Uzbekistan: Journalists detained for sharing link to news article

 

The website that posted the item claims it was hacked.

Three journalists in western Uzbekistan were summoned to the local prosecutor’s office and questioned for hours over the weekend after using their social media accounts to share a news item that later turned out to be false.

Lolagul Kalykhanova, who runs the news website Makan, told Eurasianet she was detained at 10:30 p.m. on July 25 at her home in Nukus by agents with the security services. The officers, who arrived in six cars, immediately confiscated her laptop and mobile phone, she said.

“At the prosecutor's office, they forced me to tell them my password and to let them into my laptop. Then they asked me to write an explanation as to why I had published false information,” Kalykhanova said.

Another two reporters, Iskandar Yusupov and Kumar Begniyozova, editors at other local news websites, Kruz.uz and Kar24.uz, respectively, made their own way to the prosecutor’s office, also late in the evening. All three were held for questioning until 4 a.m.

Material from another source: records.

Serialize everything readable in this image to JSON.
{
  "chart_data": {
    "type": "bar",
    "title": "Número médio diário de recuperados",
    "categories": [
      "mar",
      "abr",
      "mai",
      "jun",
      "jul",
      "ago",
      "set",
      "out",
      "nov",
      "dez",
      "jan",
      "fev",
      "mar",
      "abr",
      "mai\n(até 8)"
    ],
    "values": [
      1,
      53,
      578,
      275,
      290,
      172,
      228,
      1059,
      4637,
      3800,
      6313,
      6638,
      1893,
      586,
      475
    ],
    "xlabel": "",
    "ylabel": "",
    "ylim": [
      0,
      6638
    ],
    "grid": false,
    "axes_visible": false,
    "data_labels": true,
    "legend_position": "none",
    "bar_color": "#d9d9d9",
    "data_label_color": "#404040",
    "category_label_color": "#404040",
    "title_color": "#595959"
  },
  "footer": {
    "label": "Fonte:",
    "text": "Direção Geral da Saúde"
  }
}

The trio were summoned for the same reason. Hours before being detained, Kalykhanova posted a link on her personal Telegram channel to an online story about the purported death from coronavirus of Musa Yerniyazov, the chairman of the legislature of the autonomous republic of Karakalpakstan, of which Nukus is the capital.

The news turned out to be incorrect, however, although the link was to a real article published by a generally respected news website, Repost.uz. Editors at the website claim they were hacked and extended an apology to Yerniyazov’s friends and family.

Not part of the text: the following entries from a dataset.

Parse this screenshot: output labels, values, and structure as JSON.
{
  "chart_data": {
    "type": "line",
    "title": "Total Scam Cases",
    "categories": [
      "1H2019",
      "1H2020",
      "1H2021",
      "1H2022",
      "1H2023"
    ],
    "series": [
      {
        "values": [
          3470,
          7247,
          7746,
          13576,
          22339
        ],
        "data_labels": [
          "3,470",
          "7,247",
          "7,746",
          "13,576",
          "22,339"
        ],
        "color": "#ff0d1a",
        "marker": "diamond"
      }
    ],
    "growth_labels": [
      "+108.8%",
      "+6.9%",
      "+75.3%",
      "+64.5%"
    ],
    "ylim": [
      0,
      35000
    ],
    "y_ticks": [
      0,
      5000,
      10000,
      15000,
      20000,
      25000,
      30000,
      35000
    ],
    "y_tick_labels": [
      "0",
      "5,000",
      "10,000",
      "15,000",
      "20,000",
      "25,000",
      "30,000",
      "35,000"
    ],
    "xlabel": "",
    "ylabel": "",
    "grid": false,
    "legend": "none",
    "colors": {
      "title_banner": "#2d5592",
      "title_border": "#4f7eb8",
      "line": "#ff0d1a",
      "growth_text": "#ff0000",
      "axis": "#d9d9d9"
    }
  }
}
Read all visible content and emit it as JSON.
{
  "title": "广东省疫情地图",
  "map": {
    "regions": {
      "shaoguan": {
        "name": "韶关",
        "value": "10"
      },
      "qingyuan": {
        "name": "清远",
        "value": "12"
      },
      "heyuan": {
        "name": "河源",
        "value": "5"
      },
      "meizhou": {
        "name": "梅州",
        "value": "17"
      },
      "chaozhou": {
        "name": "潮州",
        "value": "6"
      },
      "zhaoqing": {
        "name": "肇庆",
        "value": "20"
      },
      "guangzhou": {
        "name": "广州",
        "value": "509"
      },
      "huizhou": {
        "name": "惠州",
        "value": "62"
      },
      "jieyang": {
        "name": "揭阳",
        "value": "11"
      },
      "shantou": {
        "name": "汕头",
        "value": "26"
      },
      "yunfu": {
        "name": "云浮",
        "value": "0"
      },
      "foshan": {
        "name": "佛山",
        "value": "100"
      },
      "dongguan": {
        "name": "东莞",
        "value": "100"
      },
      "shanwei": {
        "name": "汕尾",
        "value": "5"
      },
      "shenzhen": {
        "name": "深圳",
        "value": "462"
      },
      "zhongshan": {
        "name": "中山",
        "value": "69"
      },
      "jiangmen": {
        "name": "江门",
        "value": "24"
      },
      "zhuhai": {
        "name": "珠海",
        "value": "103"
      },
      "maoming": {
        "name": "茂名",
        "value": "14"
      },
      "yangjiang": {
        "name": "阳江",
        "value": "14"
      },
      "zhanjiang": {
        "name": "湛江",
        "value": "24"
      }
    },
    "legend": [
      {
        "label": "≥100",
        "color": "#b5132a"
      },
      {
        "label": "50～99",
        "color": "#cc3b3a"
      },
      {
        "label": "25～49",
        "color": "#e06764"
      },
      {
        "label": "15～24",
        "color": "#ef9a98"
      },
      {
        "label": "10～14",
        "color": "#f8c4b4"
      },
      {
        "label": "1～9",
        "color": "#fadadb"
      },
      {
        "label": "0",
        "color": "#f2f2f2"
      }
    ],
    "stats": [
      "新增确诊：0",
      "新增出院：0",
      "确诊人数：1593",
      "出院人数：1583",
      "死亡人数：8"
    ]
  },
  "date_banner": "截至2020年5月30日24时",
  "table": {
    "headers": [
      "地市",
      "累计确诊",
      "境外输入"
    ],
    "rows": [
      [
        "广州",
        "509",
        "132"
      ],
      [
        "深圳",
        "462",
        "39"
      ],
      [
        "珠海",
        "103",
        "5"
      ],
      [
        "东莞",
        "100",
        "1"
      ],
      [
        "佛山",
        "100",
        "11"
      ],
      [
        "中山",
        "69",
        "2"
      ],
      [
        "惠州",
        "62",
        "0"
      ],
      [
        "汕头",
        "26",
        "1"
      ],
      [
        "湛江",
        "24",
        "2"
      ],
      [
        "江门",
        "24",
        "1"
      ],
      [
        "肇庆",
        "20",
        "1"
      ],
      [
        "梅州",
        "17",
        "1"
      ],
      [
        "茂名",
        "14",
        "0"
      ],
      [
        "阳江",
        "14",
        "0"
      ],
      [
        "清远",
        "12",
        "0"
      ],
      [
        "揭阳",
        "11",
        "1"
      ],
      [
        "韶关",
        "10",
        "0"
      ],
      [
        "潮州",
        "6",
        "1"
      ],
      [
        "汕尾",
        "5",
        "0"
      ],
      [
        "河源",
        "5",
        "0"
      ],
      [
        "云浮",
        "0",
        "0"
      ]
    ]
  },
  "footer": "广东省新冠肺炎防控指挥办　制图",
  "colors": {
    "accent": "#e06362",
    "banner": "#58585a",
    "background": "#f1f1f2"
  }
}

Prosecutors confirmed that the trio of reporters had been summoned for what they termed “preventative conversations” and said that disseminating false information was punishable under the law. Ad hoc rules have been drafted recently to criminalize the dissemination of inaccurate information about the coronavirus outbreak specifically. Being found guilty of spreading misleading claims about COVID-19 is punishable by up to three years in prison.

That such drastic measures were taken to chastise journalists for sharing what appeared to all intents and purposes like a legitimate news item looks like backsliding to the times of the late President Islam Karimov, when speech was strictly policed.

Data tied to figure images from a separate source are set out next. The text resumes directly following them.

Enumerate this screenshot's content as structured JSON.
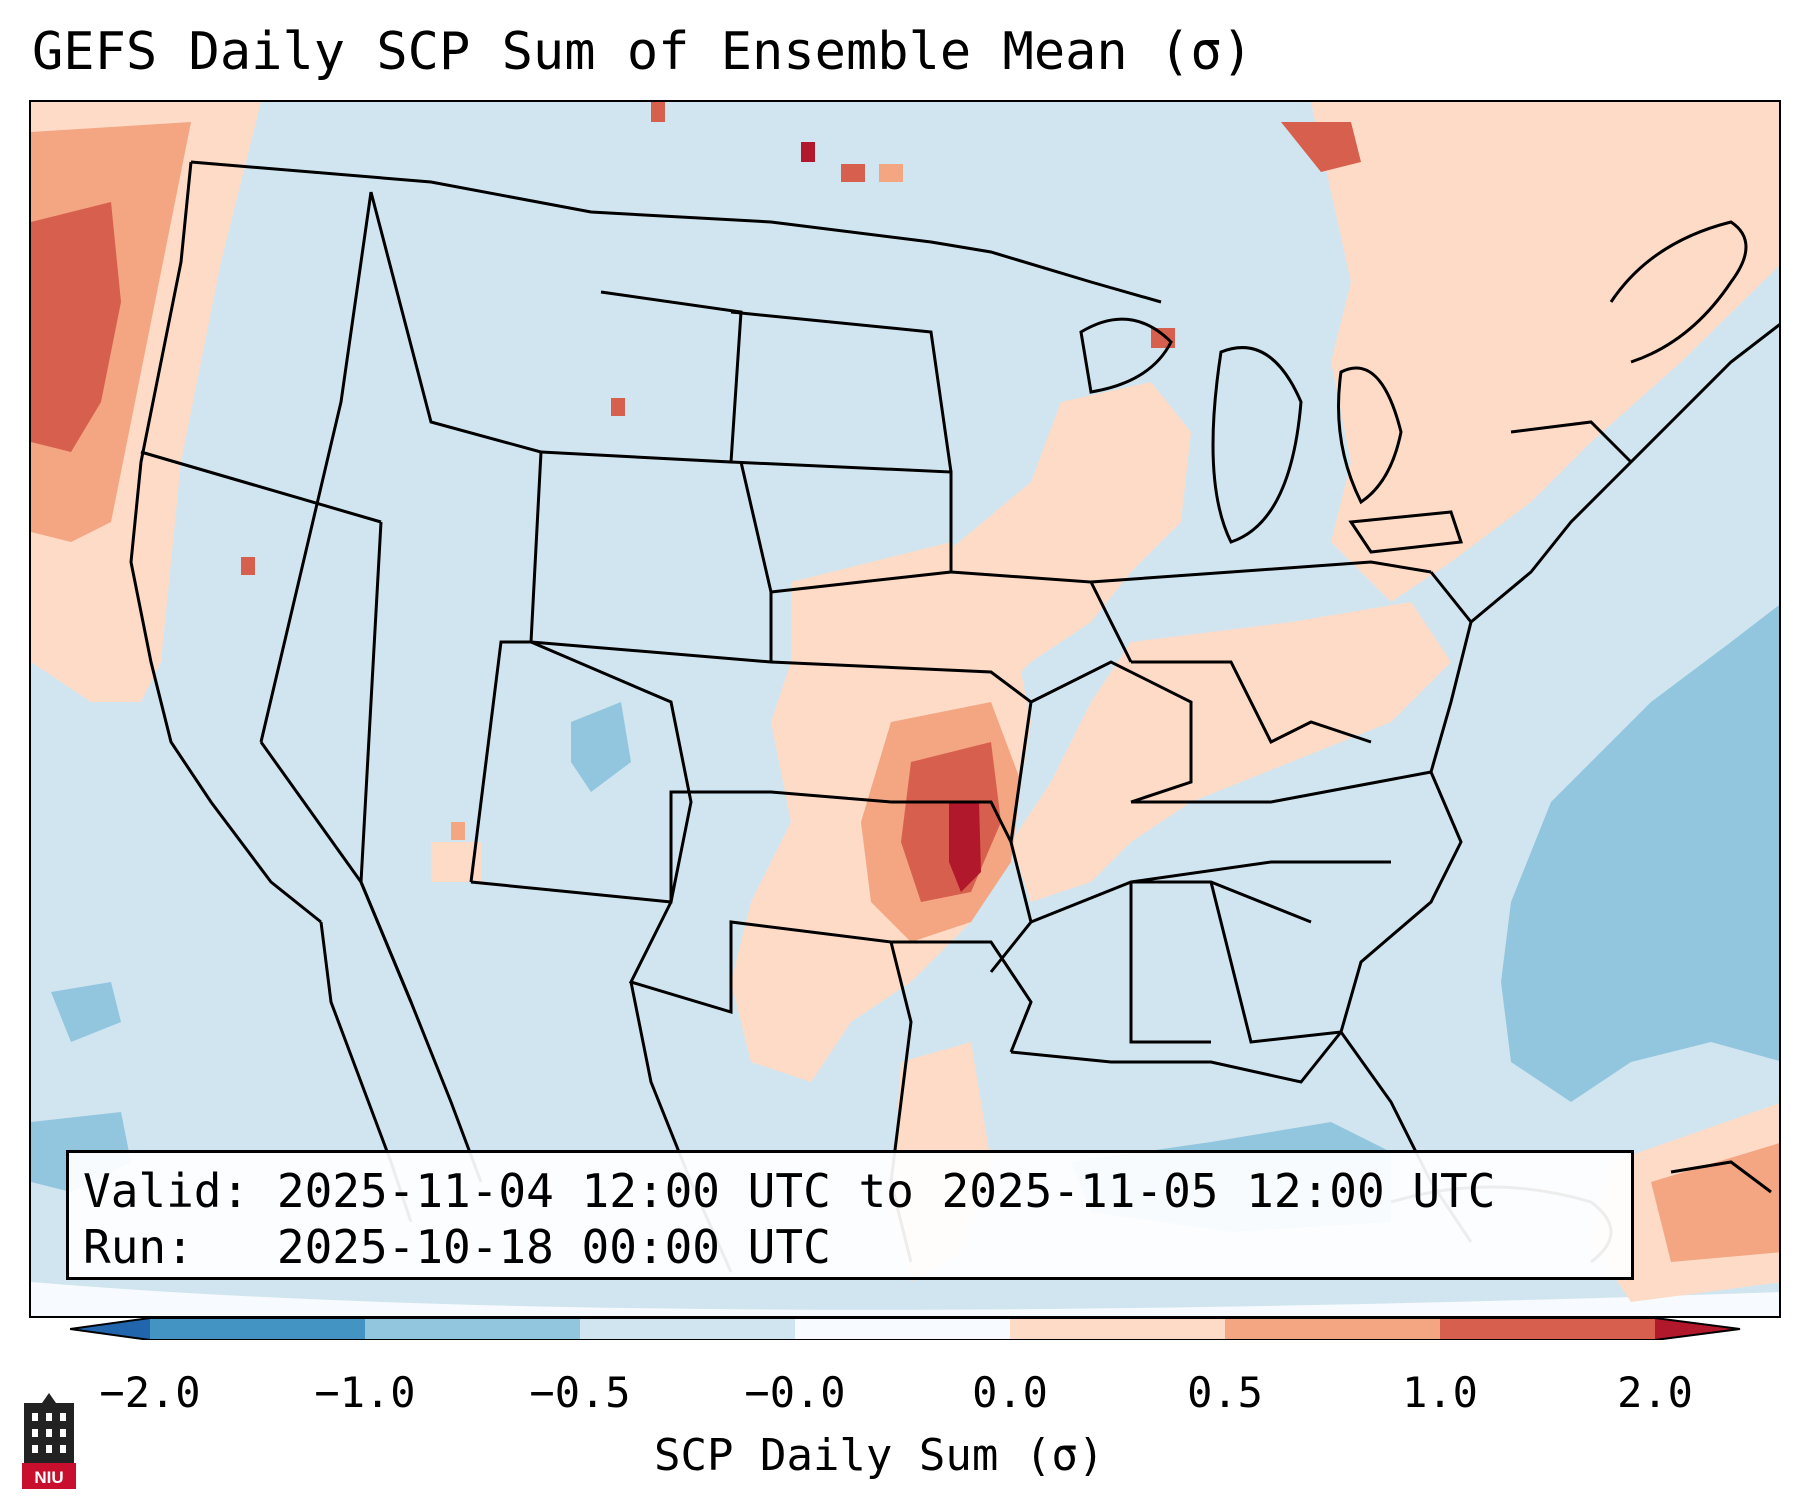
{
  "title": "GEFS Daily SCP Sum of Ensemble Mean (σ)",
  "info": {
    "valid_label": "Valid:",
    "valid_value": "2025-11-04 12:00 UTC to 2025-11-05 12:00 UTC",
    "run_label": "Run:",
    "run_value": "2025-10-18 00:00 UTC"
  },
  "colorbar": {
    "label": "SCP Daily Sum (σ)",
    "ticks": [
      "−2.0",
      "−1.0",
      "−0.5",
      "−0.0",
      "0.0",
      "0.5",
      "1.0",
      "2.0"
    ],
    "colors": {
      "below_min": "#2166ac",
      "c1": "#4393c3",
      "c2": "#92c5de",
      "c3": "#d1e5f0",
      "c4": "#f7fbff",
      "c5": "#fddbc7",
      "c6": "#f4a582",
      "c7": "#d6604d",
      "above_max": "#b2182b"
    }
  },
  "map": {
    "region": "Contiguous United States, southern Canada, northern Mexico, Gulf of Mexico and western Atlantic",
    "background_level": "-0.5 to -0.0",
    "maximum_area": "southern Kansas / Oklahoma, values 1.0 to 2.0+"
  },
  "logo": {
    "text": "NIU",
    "icon": "university-building-icon"
  }
}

The confusion arose in the first place because the fake information did have some grounding in reality. On July 18, the Health Ministry announced that Yerniyazov, 72, had fallen ill with COVID-19.

He was still being treated for the illness as of July 25, according to Furkat Sanayev, spokesman for the Health Ministry.

Yerniyazov has been a fixture on Uzbekistan’s political scene for decades and in his current job since 2002. That notwithstanding, he maintains an extremely low profile, rarely appearing in public or talking to reporters.

Information about his current state of health has accordingly been sparse.

Journalists in Karakalpakstan have moreover struggled to get access to any detailed information about their republic’s epidemiological situation in general. As Kalykhanova told Eurasianet, reporters in Nukus are often strongly reliant on outlets based in Tashkent, about 1,000 kilometers away, for news about their own region.

With Uzbekistan’s coronavirus outbreak having now reached critical levels, following an initial period in which the epidemic seemed to have been well contained, the authorities are looking ever more nervous about a new, unfolding narrative.

Over the weekend, the authorities announced that the second lockdown, which had been introduced in the middle of July, is to be extended to August 15, from the previous end date of August 1. The rules strictly regiment people’s movement and require the closure of a wide array of public facilities. Vehicles not carrying essential goods are banned from entering or leaving Karakalpakstan at all.

On July 24, the heads of all of Tashkent’s constituent districts went on live television to apologize for what they described as their inability to contain the spread of the virus.